Así, una noche más, salió a pasear por las inmediaciones del campamento. Como una guardia espectral, sus fieles guardaespaldas lo siguieron en silencio.

Eran hombres duros, curtidos en el campo de batalla. Lo habían seguido hasta allí sin rechistar, sin poner una sola objeción. Su dedicación y lealtad le producía escalofríos. Nada tenían que ver con los legionarios de línea, que servían entre la obligación y el deseo de ganarse un terruño en el imperio, ni tampoco con los irreductibles cántabros que los vigilaban desde las sombras, siempre prontos a una incursión rápida que minase la moral de sus tropas. No, había algo más en aquellos soldados silenciosos que vivían en el anonimato. ¿Amor por Roma? ¿Amor por su inmortal espíritu? ¿Amor por la civilización que extendían entre los pueblos bárbaros?

Era difícil saberlo, pero algo le quedaba claro en su mar de dudas: él los había llevado a aquella dura campaña en la que no obtendrían gloria alguna, pero en la que sí se enfrentarían a duras pruebas. ¿Y quién era él para decidir así en sus vidas?

Augusto.

Sin mediar palabra, se sentó en una roca cubierta de musgo, bajo la todavía más impresionante sombra de algunos árboles. Aquí la luna no conseguía penetrar entre el follaje. En aquel lugar de la floresta, el campamento romano ya no era más que un mero recuerdo. En cierto modo, ya no existía. Había devenido un fantasma.

Oyó el tintineo de las armaduras de sus hombres.

Estaban nerviosos, y, como buenos romanos, eran supersticiosos; no habían abandonado a sus dioses, ni a los espíritus de sus antepasados, y aunque sabían que los suyos se impondrían, no desdeñaban a las deidades de los bárbaros. ¿No entró Mitra en el panteón latino? Otros misterios podían hallar en aquellas tierras, que algunos poetas relacionaban con el jardín de las Hespérides, cerca de las columnas de Hércules.

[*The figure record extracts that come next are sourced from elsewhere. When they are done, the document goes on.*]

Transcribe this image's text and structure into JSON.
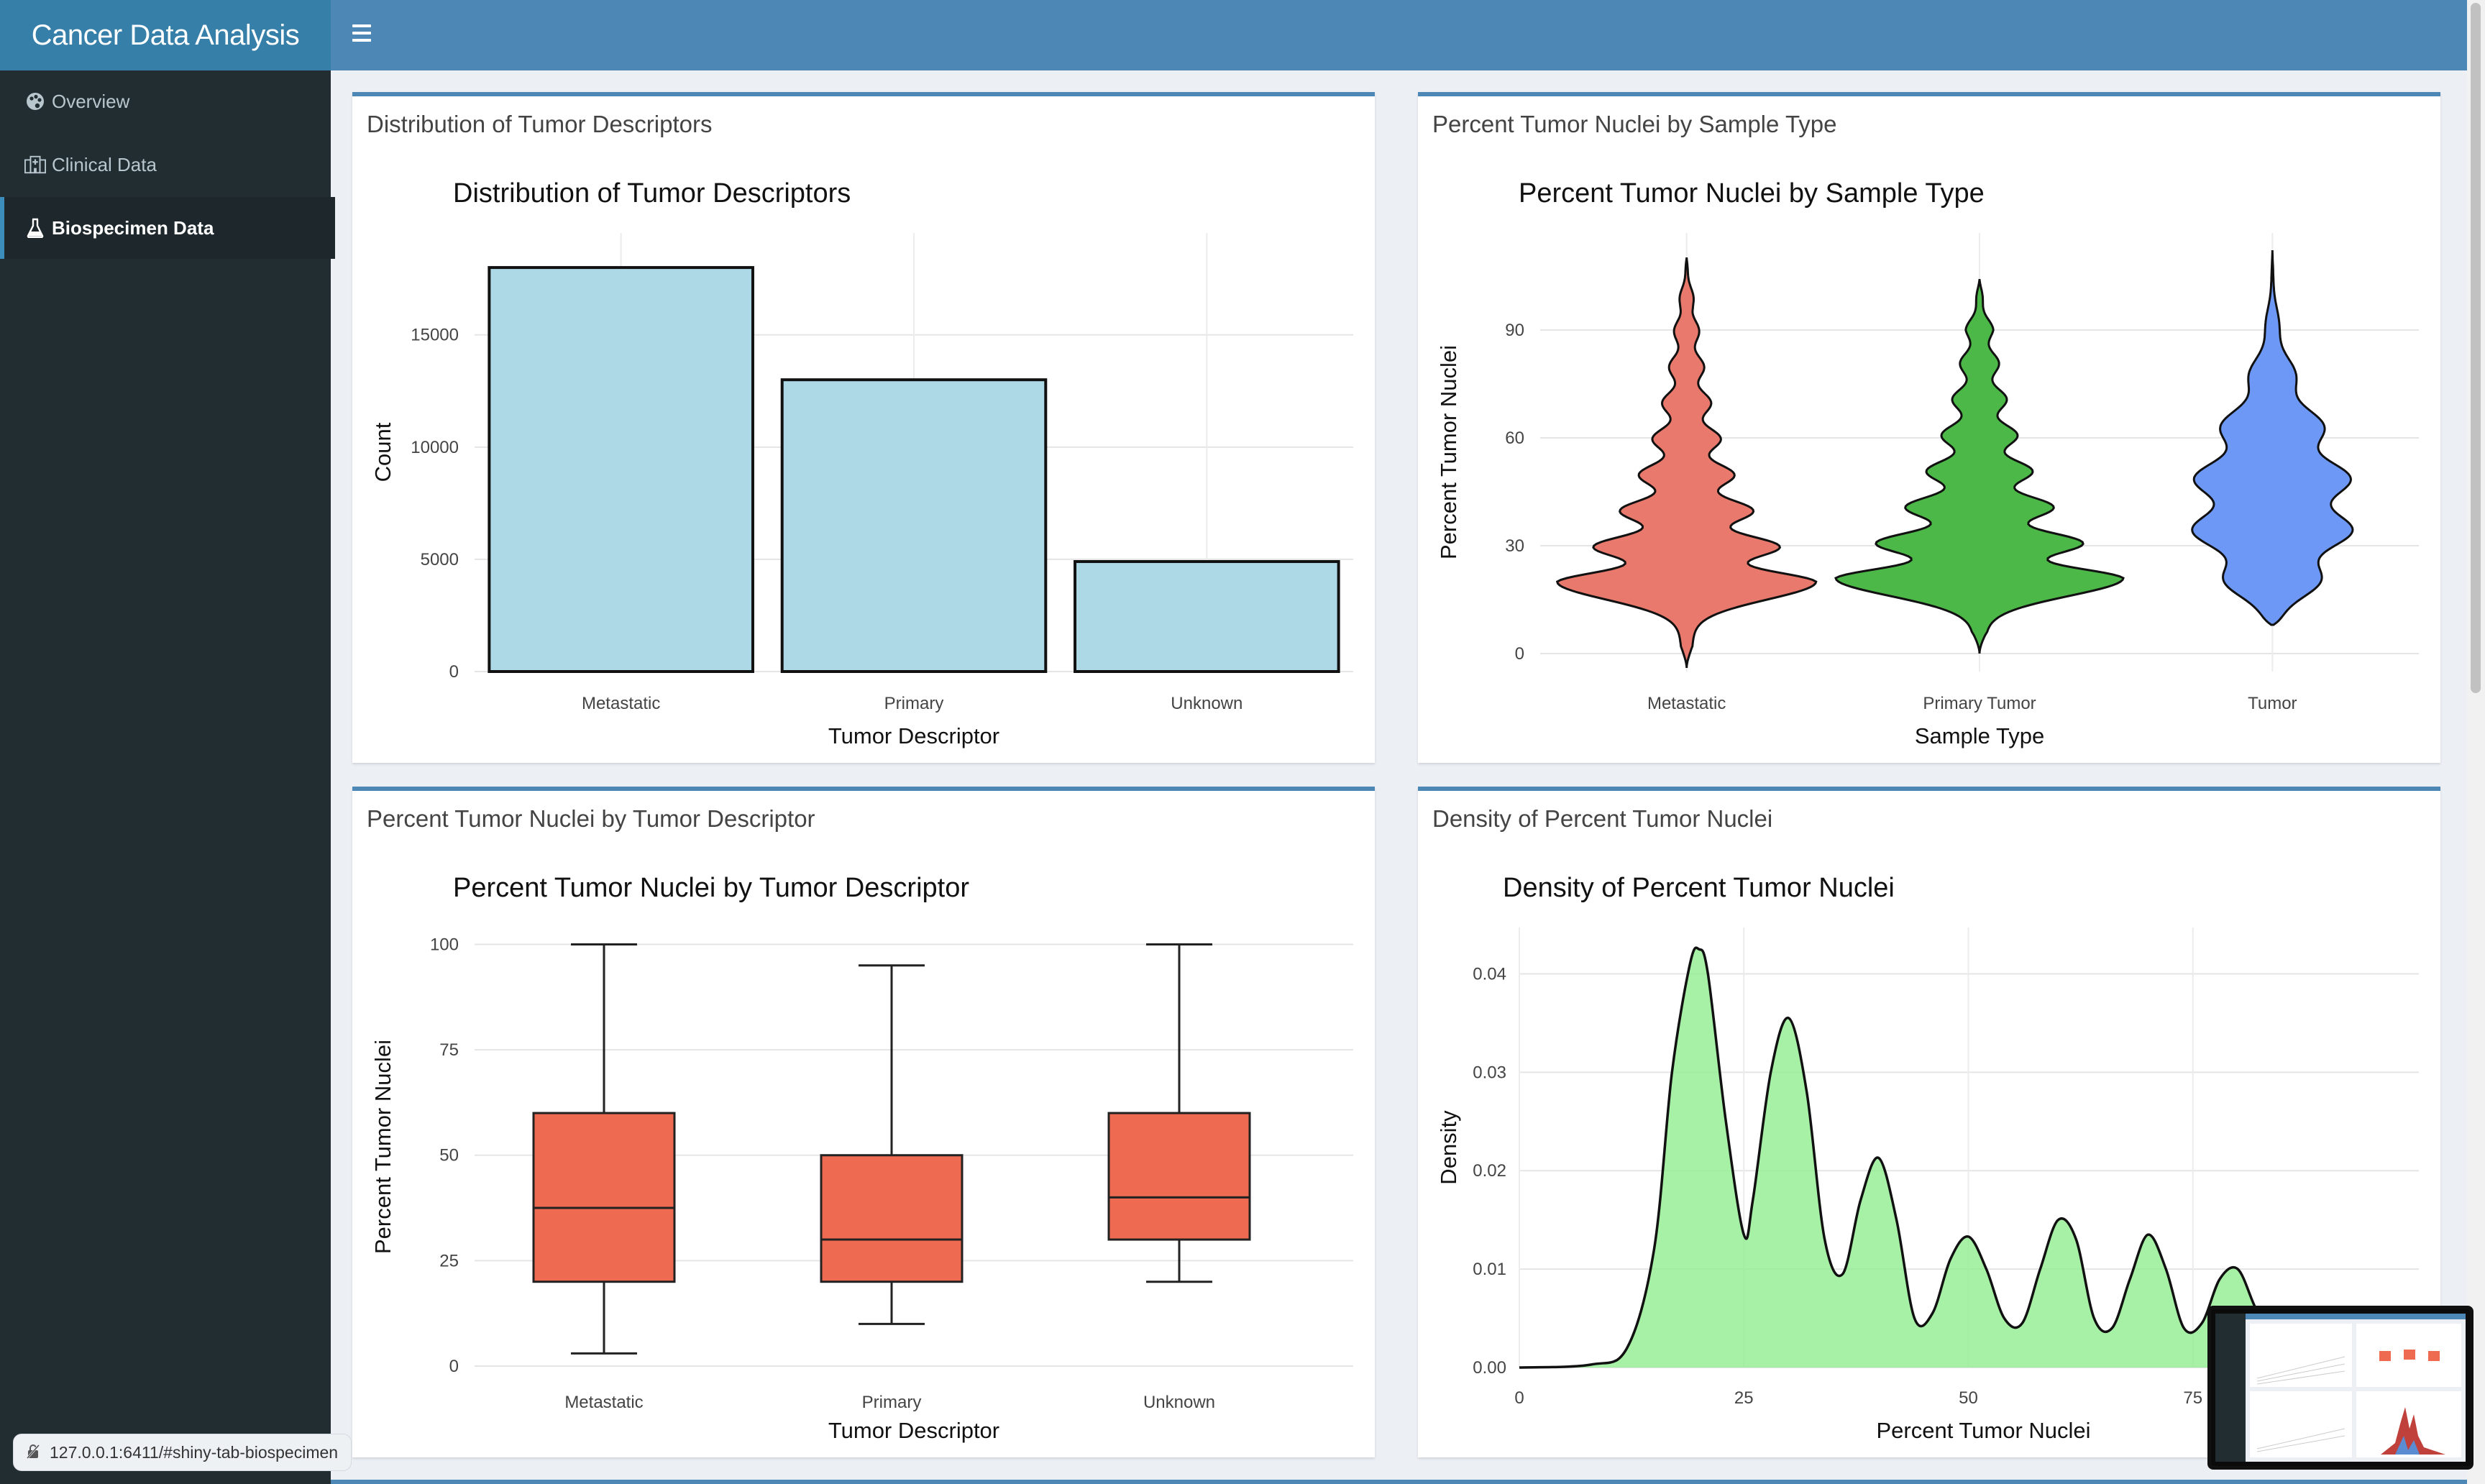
{
  "app": {
    "title": "Cancer Data Analysis"
  },
  "sidebar": {
    "items": [
      {
        "label": "Overview",
        "icon": "palette-icon",
        "active": false
      },
      {
        "label": "Clinical Data",
        "icon": "hospital-icon",
        "active": false
      },
      {
        "label": "Biospecimen Data",
        "icon": "flask-icon",
        "active": true
      }
    ]
  },
  "status_url": "127.0.0.1:6411/#shiny-tab-biospecimen",
  "colors": {
    "header": "#4d87b6",
    "logo_bg": "#367fa9",
    "sidebar": "#222d32",
    "active_item": "#1e282c",
    "bar_fill": "#add8e6",
    "box_fill": "#ee6a50",
    "density_fill": "#90ee90"
  },
  "panels": {
    "p1": {
      "box_title": "Distribution of Tumor Descriptors"
    },
    "p2": {
      "box_title": "Percent Tumor Nuclei by Sample Type"
    },
    "p3": {
      "box_title": "Percent Tumor Nuclei by Tumor Descriptor"
    },
    "p4": {
      "box_title": "Density of Percent Tumor Nuclei"
    }
  },
  "chart_data": [
    {
      "type": "bar",
      "title": "Distribution of Tumor Descriptors",
      "xlabel": "Tumor Descriptor",
      "ylabel": "Count",
      "categories": [
        "Metastatic",
        "Primary",
        "Unknown"
      ],
      "values": [
        18000,
        13000,
        4900
      ],
      "ylim": [
        0,
        18900
      ],
      "yticks": [
        0,
        5000,
        10000,
        15000
      ],
      "ytick_labels": [
        "0",
        "5000",
        "10000",
        "15000"
      ],
      "grid": true
    },
    {
      "type": "violin",
      "title": "Percent Tumor Nuclei by Sample Type",
      "xlabel": "Sample Type",
      "ylabel": "Percent Tumor Nuclei",
      "categories": [
        "Metastatic",
        "Primary Tumor",
        "Tumor"
      ],
      "colors": [
        "#e8796c",
        "#4cb848",
        "#6e98f6"
      ],
      "ranges": [
        [
          -4,
          110
        ],
        [
          0,
          104
        ],
        [
          8,
          112
        ]
      ],
      "ylim": [
        -5,
        113
      ],
      "yticks": [
        0,
        30,
        60,
        90
      ],
      "ytick_labels": [
        "0",
        "30",
        "60",
        "90"
      ],
      "grid": true
    },
    {
      "type": "box",
      "title": "Percent Tumor Nuclei by Tumor Descriptor",
      "xlabel": "Tumor Descriptor",
      "ylabel": "Percent Tumor Nuclei",
      "categories": [
        "Metastatic",
        "Primary",
        "Unknown"
      ],
      "boxes": [
        {
          "min": 3,
          "q1": 20,
          "median": 37.5,
          "q3": 60,
          "max": 100
        },
        {
          "min": 10,
          "q1": 20,
          "median": 30,
          "q3": 50,
          "max": 95
        },
        {
          "min": 20,
          "q1": 30,
          "median": 40,
          "q3": 60,
          "max": 100
        }
      ],
      "ylim": [
        0,
        104
      ],
      "yticks": [
        0,
        25,
        50,
        75,
        100
      ],
      "ytick_labels": [
        "0",
        "25",
        "50",
        "75",
        "100"
      ],
      "grid": true
    },
    {
      "type": "area",
      "title": "Density of Percent Tumor Nuclei",
      "xlabel": "Percent Tumor Nuclei",
      "ylabel": "Density",
      "x": [
        0,
        8,
        12,
        15,
        17,
        19,
        20,
        21,
        23,
        25,
        26,
        28,
        30,
        32,
        34,
        36,
        38,
        40,
        42,
        44,
        46,
        48,
        50,
        52,
        54,
        56,
        58,
        60,
        62,
        64,
        66,
        68,
        70,
        72,
        74,
        76,
        78,
        80,
        82,
        84
      ],
      "y": [
        0,
        0.0003,
        0.002,
        0.012,
        0.03,
        0.041,
        0.0425,
        0.04,
        0.025,
        0.0135,
        0.017,
        0.03,
        0.0355,
        0.028,
        0.013,
        0.0095,
        0.017,
        0.0213,
        0.015,
        0.005,
        0.0055,
        0.011,
        0.0133,
        0.01,
        0.005,
        0.0045,
        0.01,
        0.015,
        0.013,
        0.005,
        0.004,
        0.009,
        0.0135,
        0.01,
        0.004,
        0.0045,
        0.009,
        0.01,
        0.006,
        0.003
      ],
      "xlim": [
        0,
        100
      ],
      "ylim": [
        0,
        0.045
      ],
      "xticks": [
        0,
        25,
        50,
        75
      ],
      "xtick_labels": [
        "0",
        "25",
        "50",
        "75"
      ],
      "yticks": [
        0,
        0.01,
        0.02,
        0.03,
        0.04
      ],
      "ytick_labels": [
        "0.00",
        "0.01",
        "0.02",
        "0.03",
        "0.04"
      ],
      "grid": true
    }
  ]
}
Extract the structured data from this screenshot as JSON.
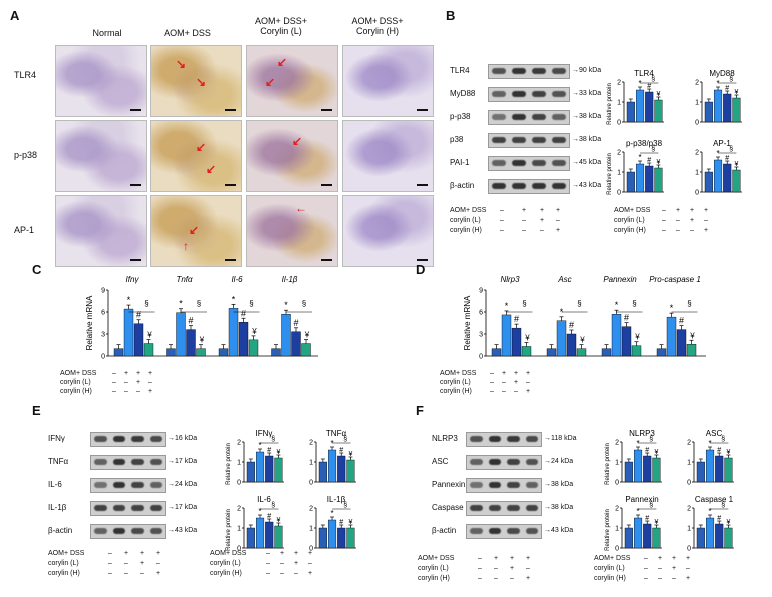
{
  "panels": {
    "A": "A",
    "B": "B",
    "C": "C",
    "D": "D",
    "E": "E",
    "F": "F"
  },
  "panelA": {
    "columns": [
      "Normal",
      "AOM+ DSS",
      "AOM+ DSS+ Corylin (L)",
      "AOM+ DSS+ Corylin (H)"
    ],
    "rows": [
      "TLR4",
      "p-p38",
      "AP-1"
    ]
  },
  "panelB": {
    "blots": [
      {
        "name": "TLR4",
        "kda": "90 kDa"
      },
      {
        "name": "MyD88",
        "kda": "33 kDa"
      },
      {
        "name": "p-p38",
        "kda": "38 kDa"
      },
      {
        "name": "p38",
        "kda": "38 kDa"
      },
      {
        "name": "PAI-1",
        "kda": "45 kDa"
      },
      {
        "name": "β-actin",
        "kda": "43 kDa"
      }
    ]
  },
  "panelE": {
    "blots": [
      {
        "name": "IFNγ",
        "kda": "16 kDa"
      },
      {
        "name": "TNFα",
        "kda": "17 kDa"
      },
      {
        "name": "IL-6",
        "kda": "24 kDa"
      },
      {
        "name": "IL-1β",
        "kda": "17 kDa"
      },
      {
        "name": "β-actin",
        "kda": "43 kDa"
      }
    ]
  },
  "panelF": {
    "blots": [
      {
        "name": "NLRP3",
        "kda": "118 kDa"
      },
      {
        "name": "ASC",
        "kda": "24 kDa"
      },
      {
        "name": "Pannexin",
        "kda": "38 kDa"
      },
      {
        "name": "Caspase 1",
        "kda": "38 kDa"
      },
      {
        "name": "β-actin",
        "kda": "43 kDa"
      }
    ]
  },
  "treatment": {
    "labels": [
      "AOM+ DSS",
      "corylin (L)",
      "corylin (H)"
    ],
    "signs": [
      [
        "–",
        "+",
        "+",
        "+"
      ],
      [
        "–",
        "–",
        "+",
        "–"
      ],
      [
        "–",
        "–",
        "–",
        "+"
      ]
    ]
  },
  "mrna_ylabel": "Relative mRNA",
  "protein_ylabel": "Relative protein",
  "sig": {
    "star": "*",
    "hash": "#",
    "yen": "¥",
    "sect": "§"
  },
  "colors": [
    "#2a5fb8",
    "#2f8fef",
    "#1d3fa0",
    "#23a583"
  ],
  "chart_data": [
    {
      "id": "B-TLR4",
      "type": "bar",
      "title": "TLR4",
      "categories": [
        "Normal",
        "AOM+DSS",
        "corylin (L)",
        "corylin (H)"
      ],
      "values": [
        1.0,
        1.6,
        1.5,
        1.1
      ],
      "ylim": [
        0,
        2
      ],
      "yticks": [
        0,
        1,
        2
      ]
    },
    {
      "id": "B-MyD88",
      "type": "bar",
      "title": "MyD88",
      "categories": [
        "Normal",
        "AOM+DSS",
        "corylin (L)",
        "corylin (H)"
      ],
      "values": [
        1.0,
        1.6,
        1.4,
        1.2
      ],
      "ylim": [
        0,
        2
      ],
      "yticks": [
        0,
        1,
        2
      ]
    },
    {
      "id": "B-pp38",
      "type": "bar",
      "title": "p-p38/p38",
      "categories": [
        "Normal",
        "AOM+DSS",
        "corylin (L)",
        "corylin (H)"
      ],
      "values": [
        1.0,
        1.4,
        1.3,
        1.2
      ],
      "ylim": [
        0,
        2
      ],
      "yticks": [
        0,
        1,
        2
      ]
    },
    {
      "id": "B-AP1",
      "type": "bar",
      "title": "AP-1",
      "categories": [
        "Normal",
        "AOM+DSS",
        "corylin (L)",
        "corylin (H)"
      ],
      "values": [
        1.0,
        1.6,
        1.4,
        1.1
      ],
      "ylim": [
        0,
        2
      ],
      "yticks": [
        0,
        1,
        2
      ]
    },
    {
      "id": "C",
      "type": "bar",
      "categories": [
        "Ifnγ",
        "Tnfα",
        "Il-6",
        "Il-1β"
      ],
      "series": [
        {
          "values": [
            1.0,
            6.4,
            4.4,
            1.7
          ]
        },
        {
          "values": [
            1.0,
            5.9,
            3.6,
            1.0
          ]
        },
        {
          "values": [
            1.0,
            6.5,
            4.6,
            2.2
          ]
        },
        {
          "values": [
            1.0,
            5.7,
            3.3,
            1.7
          ]
        }
      ],
      "ylim": [
        0,
        9
      ],
      "yticks": [
        0,
        3,
        6,
        9
      ]
    },
    {
      "id": "D",
      "type": "bar",
      "categories": [
        "Nlrp3",
        "Asc",
        "Pannexin",
        "Pro-caspase 1"
      ],
      "series": [
        {
          "values": [
            1.0,
            5.6,
            3.8,
            1.3
          ]
        },
        {
          "values": [
            1.0,
            4.8,
            3.0,
            1.0
          ]
        },
        {
          "values": [
            1.0,
            5.7,
            4.0,
            1.4
          ]
        },
        {
          "values": [
            1.0,
            5.3,
            3.6,
            1.6
          ]
        }
      ],
      "ylim": [
        0,
        9
      ],
      "yticks": [
        0,
        3,
        6,
        9
      ]
    },
    {
      "id": "E-IFNg",
      "type": "bar",
      "title": "IFNγ",
      "categories": [
        "Normal",
        "AOM+DSS",
        "corylin (L)",
        "corylin (H)"
      ],
      "values": [
        1.0,
        1.5,
        1.3,
        1.2
      ],
      "ylim": [
        0,
        2
      ],
      "yticks": [
        0,
        1,
        2
      ]
    },
    {
      "id": "E-TNFa",
      "type": "bar",
      "title": "TNFα",
      "categories": [
        "Normal",
        "AOM+DSS",
        "corylin (L)",
        "corylin (H)"
      ],
      "values": [
        1.0,
        1.6,
        1.3,
        1.1
      ],
      "ylim": [
        0,
        2
      ],
      "yticks": [
        0,
        1,
        2
      ]
    },
    {
      "id": "E-IL6",
      "type": "bar",
      "title": "IL-6",
      "categories": [
        "Normal",
        "AOM+DSS",
        "corylin (L)",
        "corylin (H)"
      ],
      "values": [
        1.0,
        1.5,
        1.3,
        1.1
      ],
      "ylim": [
        0,
        2
      ],
      "yticks": [
        0,
        1,
        2
      ]
    },
    {
      "id": "E-IL1b",
      "type": "bar",
      "title": "IL-1β",
      "categories": [
        "Normal",
        "AOM+DSS",
        "corylin (L)",
        "corylin (H)"
      ],
      "values": [
        1.0,
        1.4,
        1.0,
        1.0
      ],
      "ylim": [
        0,
        2
      ],
      "yticks": [
        0,
        1,
        2
      ]
    },
    {
      "id": "F-NLRP3",
      "type": "bar",
      "title": "NLRP3",
      "categories": [
        "Normal",
        "AOM+DSS",
        "corylin (L)",
        "corylin (H)"
      ],
      "values": [
        1.0,
        1.6,
        1.3,
        1.2
      ],
      "ylim": [
        0,
        2
      ],
      "yticks": [
        0,
        1,
        2
      ]
    },
    {
      "id": "F-ASC",
      "type": "bar",
      "title": "ASC",
      "categories": [
        "Normal",
        "AOM+DSS",
        "corylin (L)",
        "corylin (H)"
      ],
      "values": [
        1.0,
        1.6,
        1.3,
        1.2
      ],
      "ylim": [
        0,
        2
      ],
      "yticks": [
        0,
        1,
        2
      ]
    },
    {
      "id": "F-Pannexin",
      "type": "bar",
      "title": "Pannexin",
      "categories": [
        "Normal",
        "AOM+DSS",
        "corylin (L)",
        "corylin (H)"
      ],
      "values": [
        1.0,
        1.5,
        1.2,
        1.0
      ],
      "ylim": [
        0,
        2
      ],
      "yticks": [
        0,
        1,
        2
      ]
    },
    {
      "id": "F-Caspase1",
      "type": "bar",
      "title": "Caspase 1",
      "categories": [
        "Normal",
        "AOM+DSS",
        "corylin (L)",
        "corylin (H)"
      ],
      "values": [
        1.0,
        1.5,
        1.2,
        1.0
      ],
      "ylim": [
        0,
        2
      ],
      "yticks": [
        0,
        1,
        2
      ]
    }
  ]
}
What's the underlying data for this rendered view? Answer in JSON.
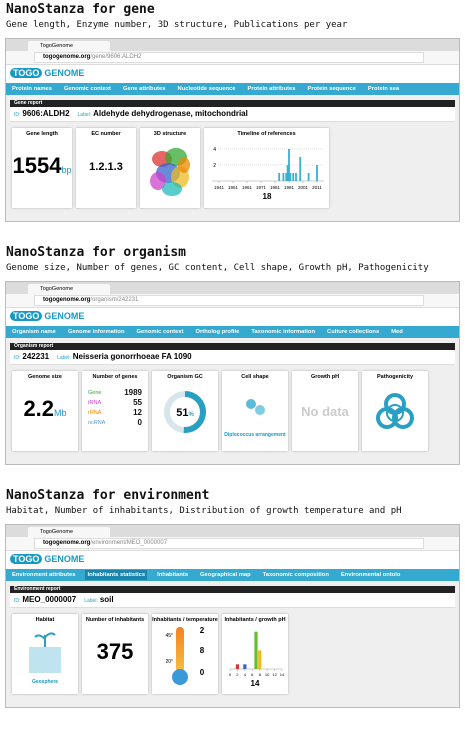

El tintineo se repitió, pero esta vez Augusto percibió también el movimiento que lo había provocado. Algo grande, no un búho ni una zorra; quizás un lobo. Abundaban en aquellas tierras... Sería un buen presagio, pensó distraído, todavía perdido en sus ensoñaciones, ver a un pariente de la madre adoptiva de Rómulo y Remo. De todos los lobos del orbe, no era aquel a quien pensaba encontrar tan cerca de su campamento.

Corocotta.

La piel gris servía de capucha a ese rostro indómito que lo diferenciaba, a pesar de sus hábitos bárbaros, de sus iguales. El fuego de sus ojos, la ironía de su expresión, la fuerza que delataba su mentón... tenía los atributos de un gran líder, eso era algo que no escapaba a la mirada de Augusto. Los motivos por los que se presentaba ante él, sí.

—¿Qué te trae a las puertas de mi campamento? —inquirió Augusto sin levantar la voz, pero con firmeza.

El aparecido sonrió con fiereza antes de contestar en latín.

—Soy señor de estas tierras; es a mí a quien corresponde hacer preguntas. ¿Es cierto que los romanos pagáis a quien os traiga a Corocotta?

—Doscientos mil sestercios —asintió gravemente.

—Me presento yo mismo ante vosotros porque, graba bien estas palabras en tu mente, ningún otro cántabro os rendirá tal servicio.

Augusto escudriñó en los ojos de su rival, pero no halló ninguna muestra de debilidad. El miedo no tenía cabida en esos ojos abrasados de orgullo. Guardó silencio unos instantes y, luego, se puso en pie y volvió hacia el campamento con paso mayestático. Al pasar junto a su guardia, que observaba dubitativa al intruso cántabro, les dijo:

—Entregad a este hombre la recompensa de doscientos mil sestercios.

Algo confundido, el decurión le preguntó:

—¿Quién es, divino Augusto? ¿Un informador? —Seguramente le extrañaba que hubiera podido revelar algo de tanto valor para su señor en tan poco tiempo.

Sin darse la vuelta, el ungido de los dioses replicó:

—No, es una sombra, un eco de otro tiempo que ha de extinguirse como la llama de una lámpara que largo tiempo iluminó en la oscuridad.

En su voz se percibía una melancolía insondable.